Hanny writes openly about her mental health struggles, and in the process, opens herself up to criticism from others. Anyone who has suffered from a mental illness will understand how difficult it is to make sense of the mental illness yourself, and sharing it with close individuals is hard enough. Writing in detail about a mental illness in a memoir is very brave.
As well as writing about anorexia, Hanny covers a number of other topics that impact mental health including:
1. Self-compassion;
2. The danger of defining ourselves by what we do;
3. The achiever mindset;
4. “Be more, do more”, not “do more to be more”;
5. Success and happiness as processes;
6. Comparing your old self to your new self and controlling the inner critic;
7. Letting your heart lead the way;
8. Embracing femininity; and
9. Trusting your abilities and vulnerabilities.

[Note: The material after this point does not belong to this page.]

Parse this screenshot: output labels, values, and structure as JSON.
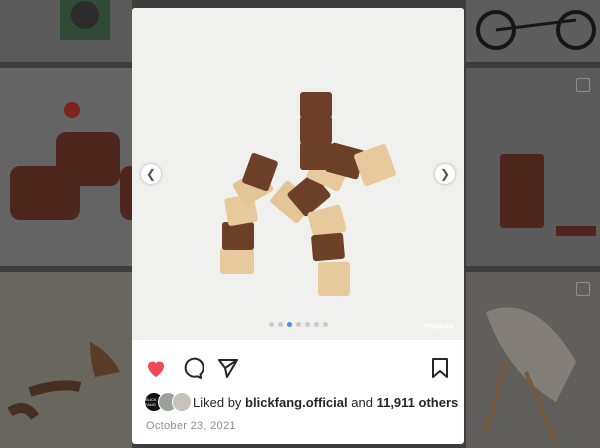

Hanny details how her understanding of these topics developed as she grew into adulthood. Sometimes her realisations were made through intrinsic self-reflection, other times through the assistance of health professionals. If you are looking to better understand your own journey, or are on a path of self-development, Hanny introduces several ideas that you might look into further for yourself.
You may not enjoy this book if you cringe at metaphors and the overuse of themes. I usually don’t appreciate having themes repeated so obviously, but Hanny’s voice and the way she writes is so raw and genuine, I soon started enjoying the repetition of the themes. Hanny also loves using adjectives and it is hard to find a noun without an adjective attached. This slows the pace of reading, which can be frustrating at times. However, the book is an autobiography, a genre that is meant to be written in a way that represents the individual, and as I progressed reading I came to realise that this is Hanny’s writing style, and it added to rather than detracted from the autobiography.
If you are looking for a detailed account of Hanny’s sporting achievements, that is not what “Finding My Feet” is about. Hanny really focuses in on her personal development not her achievements, and this is a story to relate to and learn from.
Thank you Hanny for sharing your life with such honesty. For being vulnerable and potentially opening yourself up to criticism so that your story can help others learn and grow.